“Thanks, Dave,” said the other ironically. “I’m glad you can allow for once in a way that you are not infallible, and that somebody else can see as well as yourself.”
David meanwhile had crossed over the deck, to where the captain was conversing with a group of passengers, and having pointed out the object which his friend had discovered, a telescope being brought to bear soon proved it to be what his quick eye had already assured him it was, a boat pitching about bottom upwards, probably washed away from some Australian liner like themselves. There was no trace, however, to be seen of any one clinging to the keel, and time was too valuable and the wind too fair for the vessel to be put off her course merely to pick up an empty boat, which would most likely not be worth the trouble of hoisting on board; so they passed on, and it was soon hull-down in the distance.
The Sea Rover had made all her southern latitude, descending to the thirty-sixth parallel. She had passed the Island of Tristan d’Acunha, although at some distance off, a few days before; and now as she was well below the region sacred to the stormy Cape, and had run down the trades, her course was set due east for Melbourne, from which she was yet some thousands of miles away. The wind was fair, almost dead astern, although the sea was high; and as the ship was rather light, she rocked and rolled considerably, the waves washing over her decks, and occasionally running over the poop in an avalanche of water, that swept right forward and made any one hold on that did not wish to be washed off their feet. The sea had a most winterly look. It appeared like a vast hilly country with winding valleys, all covered with sloshy snow just melted, the extreme tops of the waves looking like frozen peaks in between, with the snow as yet not melted. The air, too, was as cold as winter, for it blew from the Antarctic ice; and the gusts came more and more frequent as evening closed in, raising the sea still higher in towering mountains, that rushed after the ship, which was going from ten to twelve-knots an hour under all plain sail, as if they would overwhelm her, striking our sides every now and then heavy ponderous blows, that made; her stagger from her course and quiver right down to her keelson.
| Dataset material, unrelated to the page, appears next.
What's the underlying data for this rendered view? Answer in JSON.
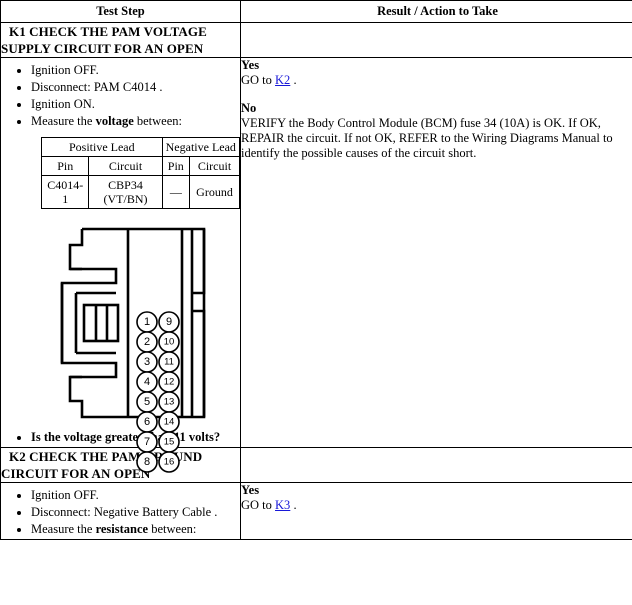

One gust of wind came all at once with such startling force that it split the main-topsail up like a piece of tissue-paper, and then the captain thought it was about time to take in sail.
“I guess we’re going to have a rough spell of it, Jonathan,” said Davy, as he moved away from his companion in obedience to the skipper’s order, “All hands shorten sail!” and stationed himself at his post by the mizzen-halliards.
“Will it be serious, Dave?” asked the other, his pale face growing a little paler with apprehension.
“Pooh! no, nothing to speak of, only a squall, Jonathan; so don’t be frightened, my boy.”
A squall it was with a vengeance.
As the wind had been, right aft, the captain had kept the Sea Rover under her royals and topgallantsails, without even taking in a reef, in order to make the most of the twelve-knot breeze that was blowing: it was only at the chief officer’s request that a little time before he had been induced to take in the stunsails; and now the wind seemed to expand so suddenly into a gale, that it was as much as the seamen could do to get the canvas off her before she was struck with the squall, that came up astern at the rate of fifty miles an hour, covering the heavens to windward with great black storm-clouds, and flying wrack like white smoke that drifted before it, and seemed to herald the heavier metal that lay behind that would come into action soon.
Everything was let fly, and only just in time; for, without the slightest warning, the wind shifted and struck her on the starboard quarter, and the vessel was almost taken aback, with the waves slipping in over the bows and on the starboard and port sides as she rolled heavily, borne down into the trough of the sea by the force of the gale, her timbers groaning, the spars creaking, blocks rattling, and the wind shrieking and whistling as it tore through the rigging and flapped the sails heavily against the masts with the noise of thunder, as if it would wrench them out of the ship bodily.
It was a scene of the utmost confusion while it lasted, with the men running about the deck here and there and pulling and hauling at the halliards and braces, and the captain yelling out stentorian orders through his speaking-trumpet, which nobody apparently understood or attended to; and Davy Armstrong, who had been up aloft to superintend the furling of the mizzen, royal, and topgallantsails, and close reefing of the topsail, was just congratulating himself on getting down on deck alongside of Johnny Liston safe once more, when another squall struck the ship from the opposite quarter, and she heeled over on her side until she buried her topsail-yards in the billows, broadside on, as if she were going to “turn the turtle.”